Magnet: To blame one single person for a loss of ten percent in the election would be wrong. And we should be very careful not to do so. Until now Strache has rejected all accusations of abusing party money for personal expenses. So we have to wait until we get the true facts on the table. If the accusations are reasonable, then the party and Strache will have to face the consequences. But we shouldn’t forget: With former party leader Jörg Haider too, the media was always busy spreading corruption rumors which turned out to be false in the end. Unfortunately this [kind of] media strategy is often very successful.
Magnet: If an anti globalist political party presents itself as an opponent to the recent political system – then this party may not become a part of that system. The electorate doesn’t forgive hypocrisies.
Recent party leader Norbert Hofer represents a moderate political line of the FPÖ. The former very popular inner minister Herbert Kickl stands for a more rightwing populist course. Was the bad election result also a sign that the electorate wants a more rightwing populist FPÖ?
Magnet: I think that the “double top” Hofer and Kickl was a good strategy. Hofer appealed to the more moderate electorate while Kickl addressed the core electorate of the FPÖ. We shouldn’t ignore that until two weeks before the elections the FPÖ reached more than 20 percent in all polls.
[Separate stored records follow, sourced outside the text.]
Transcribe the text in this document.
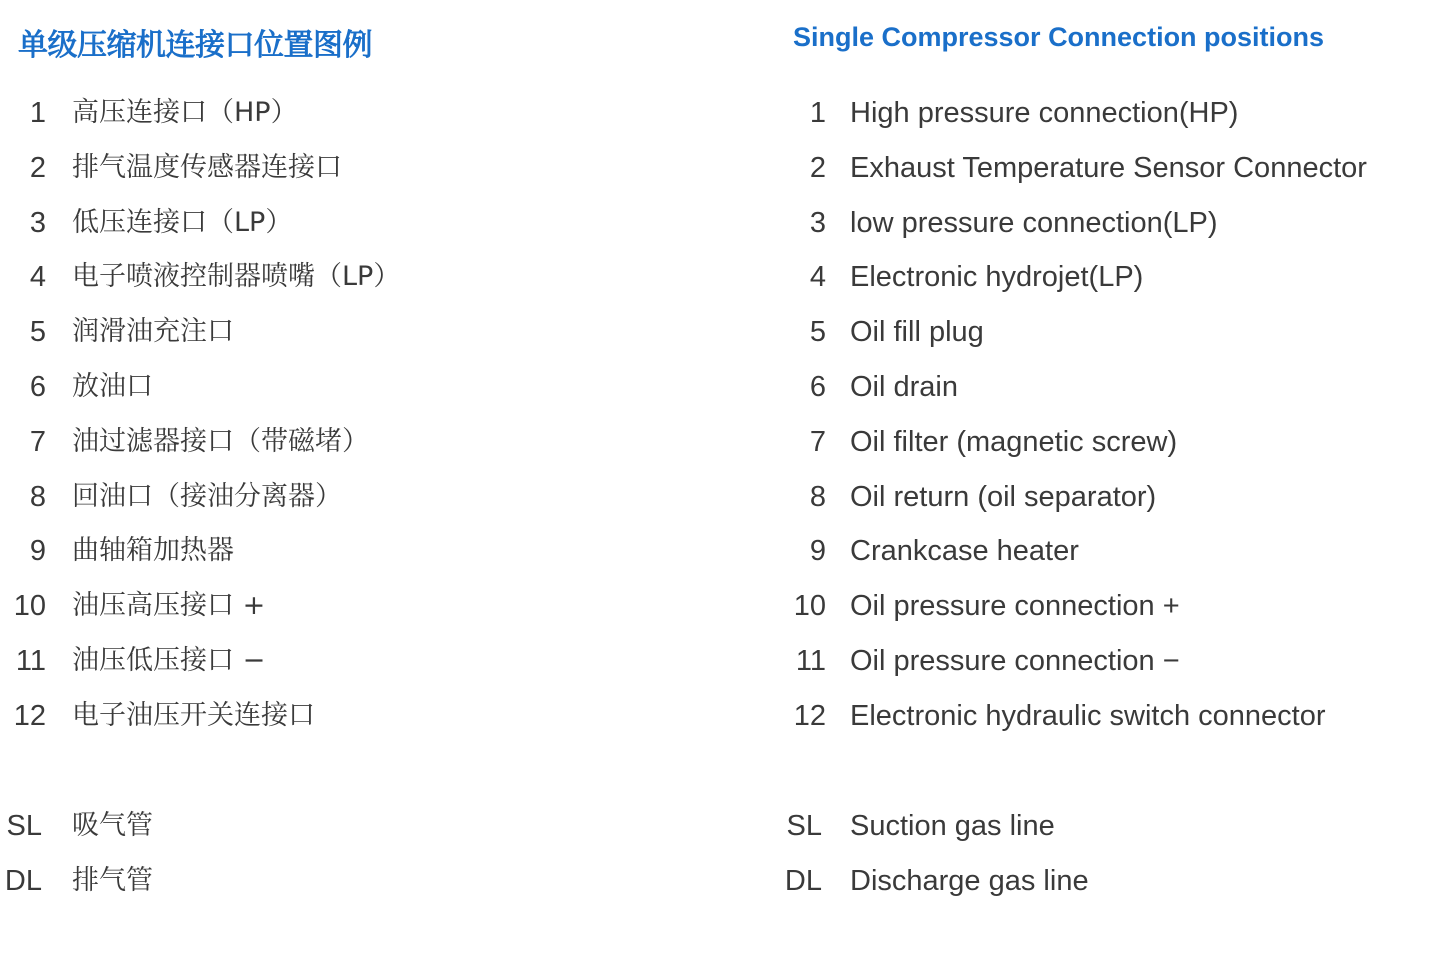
单级压缩机连接口位置图例
1 高压连接口（HP）
2 排气温度传感器连接口
3 低压连接口（LP）
4 电子喷液控制器喷嘴（LP）
5 润滑油充注口
6 放油口
7 油过滤器接口（带磁堵）
8 回油口（接油分离器）
9 曲轴箱加热器
10 油压高压接口 +
11 油压低压接口 −
12 电子油压开关连接口
SL 吸气管
DL 排气管
Single Compressor Connection positions
1 High pressure connection(HP)
2 Exhaust Temperature Sensor Connector
3 low pressure connection(LP)
4 Electronic hydrojet(LP)
5 Oil fill plug
6 Oil drain
7 Oil filter (magnetic screw)
8 Oil return (oil separator)
9 Crankcase heater
10 Oil pressure connection +
11 Oil pressure connection −
12 Electronic hydraulic switch connector
SL Suction gas line
DL Discharge gas line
After the media campaign started, it changed for the worse. Even Austrian media, which were neutral or positive towards the FPÖ in the past, were all of the sudden joining this campaign. So I don’t agree that the bad election result has to do with the leadership, but with the massive media campaign against the party and the lack of time to react against this campaign appropriately.
Does the FPÖ need a sort of “renewal” as many party officials have said after the elections?
Magnet: Let me say it like that: Those who don’t see the absolute necessity for change after such a loss does not understand what really happened.
What could such a “renewal” entail?
Magnet: One day after the elections we can already say: The party has to think about its relationship with the media. It is strongly recommended that the FPÖ invest more energy in building up their own media, especially also in the social media sphere.
It is naïve to believe that the mainstream media would one day change its stance towards the party. The events of the last days and weeks should be a painful reminder for everyone who believed that the mainstream media would be fair with the FPÖ.
There is the need to build up their own media and to support alternative media. Only with such a media strategy will the FPÖ be capable in future to react against such mud-slinging campaigns.
Another important point is of an ideological nature: The party has to remember its own core values and communicate these values. Apart from the important topic of migration, the anti-globalist line is also an important core value. And the FPÖ is of course an anti-establishment party. And exactly this means not being as corrupt as the mainstream parties in Austria.